重要なのは、実際に虐待があったかどうかではなく、「防止のための仕組みを整えているか」が問われる点です。「うちで虐待は起きていないから関係ない」ではなく、平時から防止体制を整え、それを記録として残せているかどうかが評価されます。
2. 減算対象となる3つの措置
一般的に、虐待防止のために事業所に求められる措置は、おおむね次の3つに整理できます。いずれか1つでも欠けると減算の対象となり得ます。
| 措置 | 求められる内容(イメージ) |
|---|---|
| ① 虐待防止委員会の設置と結果の周知 | 虐待防止検討委員会を定期的に開催し、結果を職員へ周知 |
| ② 研修の定期的な実施 | 従業者への虐待防止研修を定期的に実施 |
| ③ 虐待防止責任者(担当者)の設置 | 虐待防止のための責任者を定めておく |
3. 最低限やるべき対応
減算を避けるために、まず最低限押さえておきたいのは次の4ステップです。難しく考えず、「決める→やる→残す」を一巡させることがスタートになります。
- 虐待防止責任者を決める。誰が責任者かを明確にし、文書に残します。
- 虐待防止委員会を定期的に開催する。開催日・出席者・検討事項・結果の周知方法を記録します。
- 従業者への研修を定期的に実施する。新規採用者・異動者も対象に含めます。
- 上記を記録として残す。実地指導でそのまま提示できる状態にしておきます。
4. 記録の残し方とよくある取り損ね
減算回避の実務は「やったことを証跡として残す」に尽きます。措置を講じていても記録がなければ、未実施と判断され得ます。
残しておきたい証跡の例
- 虐待防止責任者を定めたことがわかる文書(体制図・規程など)
- 虐待防止委員会の開催記録(開催日・出席者・検討事項・周知方法)
- 研修の実施記録(実施日・内容・参加者・資料)
- 虐待防止に関する指針・マニュアル(整備している場合)
よくある取り損ねパターン
- 責任者は実質的に決まっているが、文書として残していない。
- 委員会・研修を年度内に一度も開催していない、または記録が欠けている。
- 研修を実施したが、参加者リストが残っておらず「実施した」と示せない。
- 新規採用者・異動者への研修が抜けている。
5. 回避のための運用チェックリスト
- □ 虐待防止責任者を定め、文書で明確にしているか
- □ 虐待防止委員会を定期的に開催し、開催記録と職員への周知記録が残っているか
- □ 従業者への虐待防止研修を定期的に実施し、参加者を含む記録が残っているか
- □ 新規採用者・異動者にも研修が行き届いているか
- □ 3つの措置がいずれも欠けていないか(委員会・研修・責任者)
- □ 上記の証跡を実地指導でそのまま提示できる状態か
これらは一度整えて終わりではなく、「定期的に回り続けている」ことが要件です。

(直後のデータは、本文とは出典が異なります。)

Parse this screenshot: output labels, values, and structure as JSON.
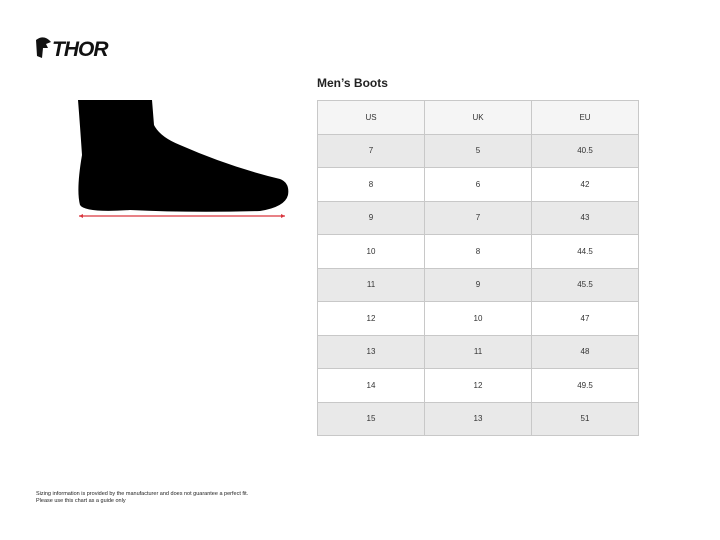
{
  "brand": "THOR",
  "title": "Men’s Boots",
  "table": {
    "headers": [
      "US",
      "UK",
      "EU"
    ],
    "rows": [
      [
        "7",
        "5",
        "40.5"
      ],
      [
        "8",
        "6",
        "42"
      ],
      [
        "9",
        "7",
        "43"
      ],
      [
        "10",
        "8",
        "44.5"
      ],
      [
        "11",
        "9",
        "45.5"
      ],
      [
        "12",
        "10",
        "47"
      ],
      [
        "13",
        "11",
        "48"
      ],
      [
        "14",
        "12",
        "49.5"
      ],
      [
        "15",
        "13",
        "51"
      ]
    ]
  },
  "note": {
    "line1": "Sizing information is provided by the manufacturer and does not guarantee a perfect fit.",
    "line2": "Please use this chart as a guide only"
  },
  "colors": {
    "measure_line": "#d9363e",
    "silhouette": "#000000"
  }
}
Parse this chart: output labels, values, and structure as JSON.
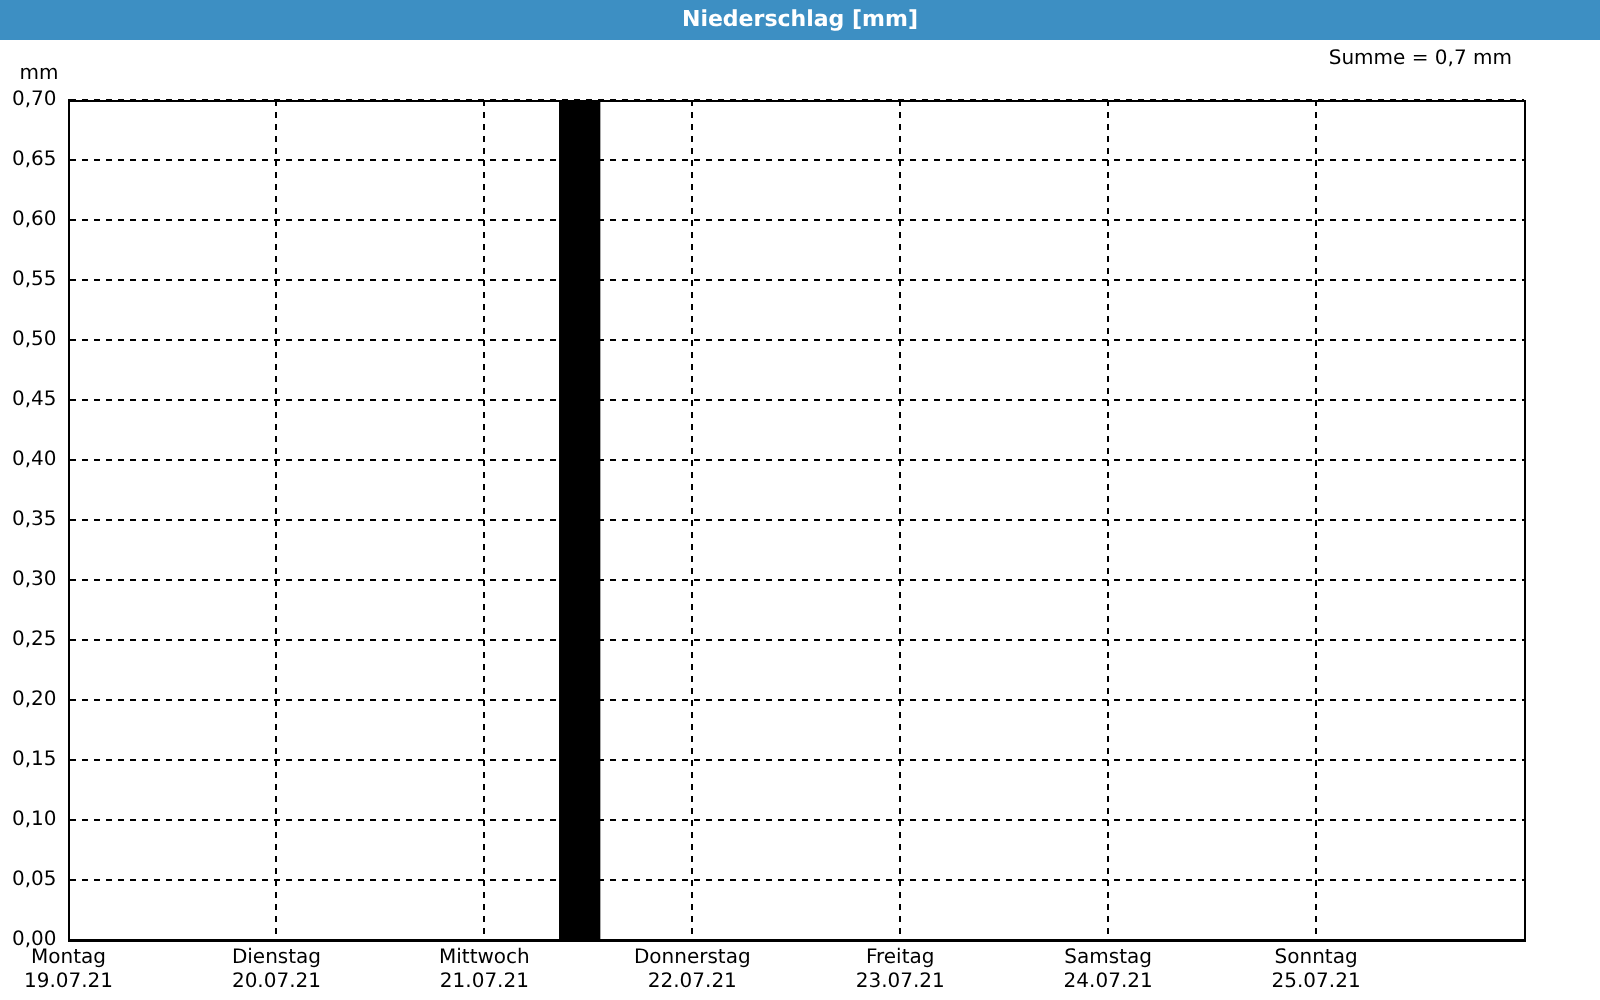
{
  "chart_data": {
    "type": "bar",
    "title": "Niederschlag [mm]",
    "ylabel": "mm",
    "annotations": [
      "Summe = 0,7 mm"
    ],
    "x": [
      "--07-21T11:00"
    ],
    "series": [
      {
        "color": "#000000",
        "values": [
          0.7
        ]
      }
    ],
    "xlim": [
      "--07-19",
      "--07-26"
    ],
    "xticks": [
      {
        "value": "--07-19",
        "label": "Montag\n19.07.21"
      },
      {
        "value": "--07-20",
        "label": "Dienstag\n20.07.21"
      },
      {
        "value": "--07-21",
        "label": "Mittwoch\n21.07.21"
      },
      {
        "value": "--07-22",
        "label": "Donnerstag\n22.07.21"
      },
      {
        "value": "--07-23",
        "label": "Freitag\n23.07.21"
      },
      {
        "value": "--07-24",
        "label": "Samstag\n24.07.21"
      },
      {
        "value": "--07-25",
        "label": "Sonntag\n25.07.21"
      }
    ],
    "ylim": [
      0,
      0.7
    ],
    "yticks": [
      {
        "value": 0,
        "label": "0,00"
      },
      {
        "value": 0.05,
        "label": "0,05"
      },
      {
        "value": 0.1,
        "label": "0,10"
      },
      {
        "value": 0.15,
        "label": "0,15"
      },
      {
        "value": 0.2,
        "label": "0,20"
      },
      {
        "value": 0.25,
        "label": "0,25"
      },
      {
        "value": 0.3,
        "label": "0,30"
      },
      {
        "value": 0.35,
        "label": "0,35"
      },
      {
        "value": 0.4,
        "label": "0,40"
      },
      {
        "value": 0.45,
        "label": "0,45"
      },
      {
        "value": 0.5,
        "label": "0,50"
      },
      {
        "value": 0.55,
        "label": "0,55"
      },
      {
        "value": 0.6,
        "label": "0,60"
      },
      {
        "value": 0.65,
        "label": "0,65"
      },
      {
        "value": 0.7,
        "label": "0,70"
      }
    ],
    "grid": true,
    "legend": false
  }
}
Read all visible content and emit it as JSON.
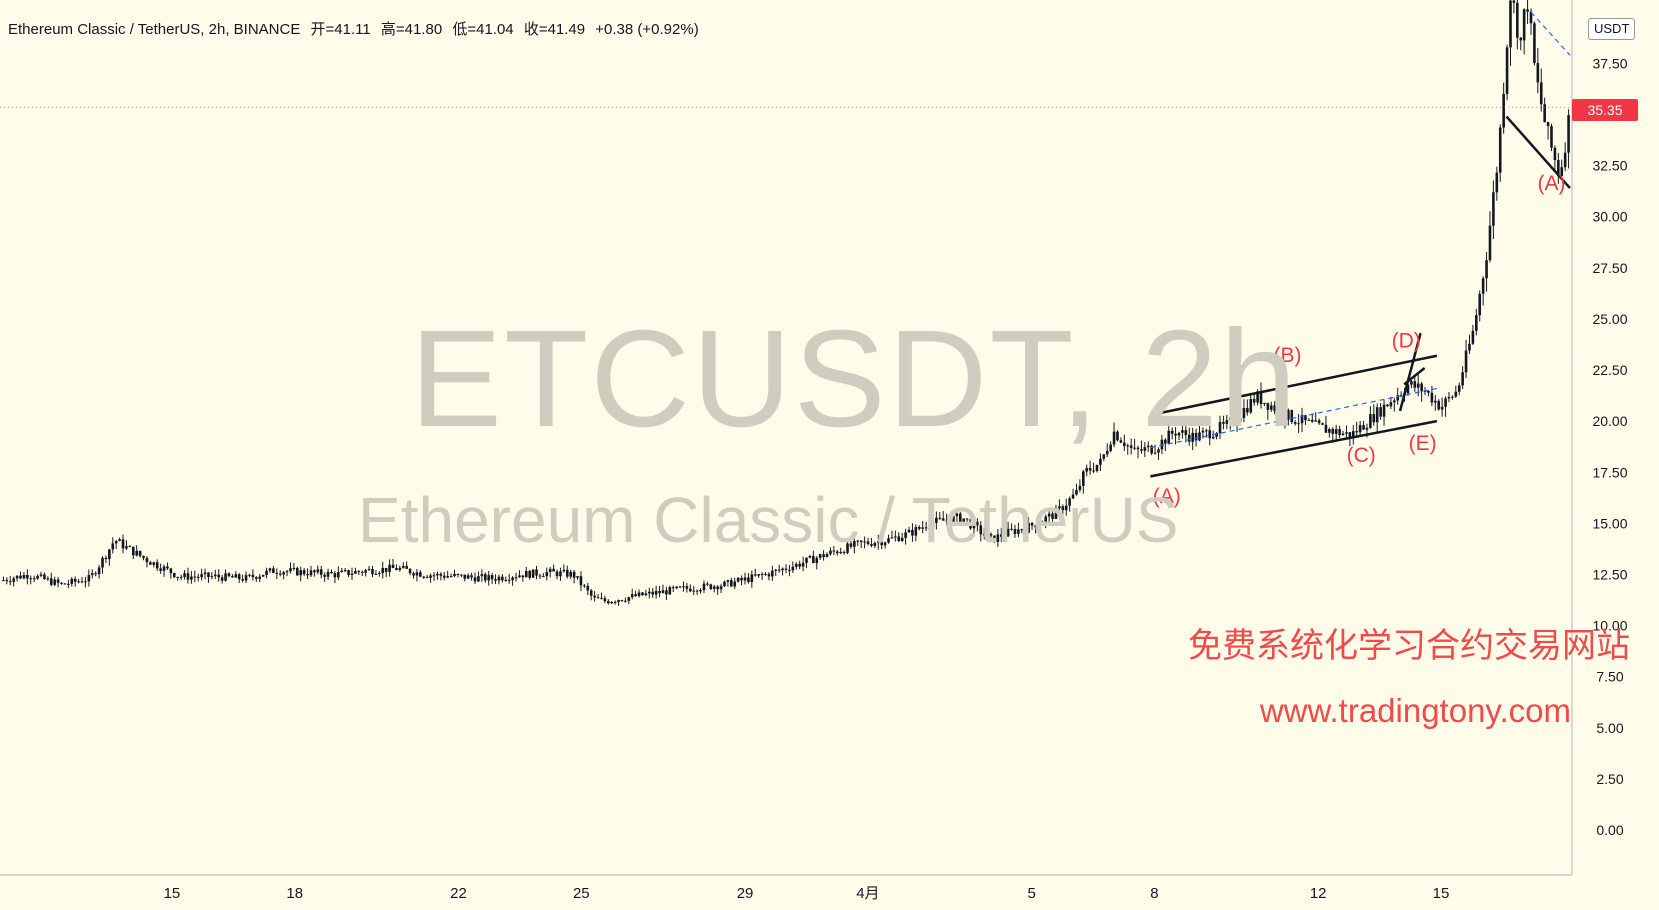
{
  "header": {
    "symbol": "Ethereum Classic / TetherUS, 2h, BINANCE",
    "open": "开=41.11",
    "high": "高=41.80",
    "low": "低=41.04",
    "close": "收=41.49",
    "change": "+0.38 (+0.92%)"
  },
  "watermark": {
    "symbol": "ETCUSDT, 2h",
    "name": "Ethereum Classic / TetherUS"
  },
  "promo": {
    "line1": "免费系统化学习合约交易网站",
    "line2": "www.tradingtony.com"
  },
  "price_scale": {
    "unit": "USDT",
    "last_price": "35.35",
    "last_price_value": 35.35
  },
  "colors": {
    "background": "#fffde9",
    "candle": "#131722",
    "wave_label": "#f23645",
    "midline": "#2962ff",
    "last_price": "#f23645"
  },
  "chart_data": {
    "type": "line",
    "title": "",
    "xlabel": "",
    "ylabel": "",
    "x_ticks": [
      {
        "label": "15",
        "day": 15
      },
      {
        "label": "18",
        "day": 18
      },
      {
        "label": "22",
        "day": 22
      },
      {
        "label": "25",
        "day": 25
      },
      {
        "label": "29",
        "day": 29
      },
      {
        "label": "4月",
        "day": 32
      },
      {
        "label": "5",
        "day": 36
      },
      {
        "label": "8",
        "day": 39
      },
      {
        "label": "12",
        "day": 43
      },
      {
        "label": "15",
        "day": 46
      }
    ],
    "y_ticks": [
      "0.00",
      "2.50",
      "5.00",
      "7.50",
      "10.00",
      "12.50",
      "15.00",
      "17.50",
      "20.00",
      "22.50",
      "25.00",
      "27.50",
      "30.00",
      "32.50",
      "37.50"
    ],
    "y_tick_values": [
      0,
      2.5,
      5,
      7.5,
      10,
      12.5,
      15,
      17.5,
      20,
      22.5,
      25,
      27.5,
      30,
      32.5,
      37.5
    ],
    "ylim": [
      -2.2,
      40.6
    ],
    "xlim": [
      10.8,
      49.2
    ],
    "grid": false,
    "series": [
      {
        "x": [
          10.8,
          11.5,
          12.3,
          13.0,
          13.4,
          13.6,
          13.9,
          14.4,
          15.2,
          16.0,
          16.8,
          17.5,
          18.3,
          19.0,
          19.8,
          20.5,
          21.2,
          22.0,
          22.8,
          23.5,
          24.2,
          24.8,
          25.3,
          25.6,
          26.5,
          27.5,
          28.5,
          29.5,
          30.3,
          31.0,
          31.8,
          32.5,
          33.0,
          33.5,
          34.3,
          35.0,
          35.5,
          35.9,
          36.6,
          37.1,
          37.3,
          37.7,
          38.0,
          38.5,
          39.0,
          39.5,
          40.0,
          40.8,
          41.5,
          42.3,
          43.0,
          43.8,
          44.5,
          45.2,
          45.6,
          46.0,
          46.4,
          46.8,
          47.1,
          47.4,
          47.7,
          47.95,
          48.1,
          48.3,
          48.6,
          48.9,
          49.1,
          49.2
        ],
        "y": [
          12.2,
          12.5,
          12.0,
          12.3,
          13.5,
          14.2,
          13.8,
          13.2,
          12.4,
          12.4,
          12.3,
          12.7,
          12.6,
          12.5,
          12.7,
          12.8,
          12.5,
          12.4,
          12.3,
          12.5,
          12.6,
          12.5,
          11.3,
          11.2,
          11.5,
          11.8,
          12.0,
          12.5,
          13.0,
          13.5,
          14.0,
          14.2,
          14.5,
          15.0,
          15.3,
          14.2,
          14.6,
          14.8,
          15.5,
          16.5,
          17.5,
          18.0,
          19.5,
          18.5,
          18.7,
          19.5,
          19.2,
          19.8,
          21.2,
          20.2,
          19.7,
          19.3,
          20.5,
          21.8,
          21.5,
          20.7,
          21.5,
          24.5,
          28.0,
          33.0,
          41.0,
          38.5,
          40.8,
          37.0,
          34.0,
          32.0,
          34.5,
          35.4
        ]
      }
    ],
    "channel": {
      "upper": [
        [
          38.9,
          20.3
        ],
        [
          45.9,
          23.2
        ]
      ],
      "lower": [
        [
          38.9,
          17.3
        ],
        [
          45.9,
          20.0
        ]
      ],
      "midline": [
        [
          38.9,
          18.7
        ],
        [
          45.9,
          21.6
        ]
      ]
    },
    "terminal_wedge": [
      [
        [
          45.0,
          20.5
        ],
        [
          45.5,
          24.3
        ]
      ],
      [
        [
          45.1,
          21.8
        ],
        [
          45.6,
          22.6
        ]
      ]
    ],
    "descending_line": [
      [
        47.6,
        34.9
      ],
      [
        49.15,
        31.4
      ]
    ],
    "descending_dash": [
      [
        48.2,
        40.0
      ],
      [
        49.15,
        37.9
      ]
    ],
    "wave_labels": [
      {
        "label": "(A)",
        "x": 39.3,
        "y": 16.0
      },
      {
        "label": "(B)",
        "x": 42.25,
        "y": 22.9
      },
      {
        "label": "(C)",
        "x": 44.05,
        "y": 18.0
      },
      {
        "label": "(D)",
        "x": 45.15,
        "y": 23.6
      },
      {
        "label": "(E)",
        "x": 45.55,
        "y": 18.6
      },
      {
        "label": "(A)",
        "x": 48.7,
        "y": 31.3
      }
    ]
  }
}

年度初めに委員会・研修の年間スケジュールを組んでおくと、抜け漏れを防ぎやすくなります。
6. 制度変更を見逃さないために
虐待防止に関する措置は、報酬改定や運営基準の見直しのたびに、求められる頻度や記録のあり方が更新されていく領域です。求められる措置の内容が変わることもあり、「前年と同じ運用」を続けていると、いつの間にか要件を満たさなくなるリスクがあります。減算は事後に気づくことが多いため、制度の更新を継続的に追える仕組みを持っておくことが、最も確実な回避策です。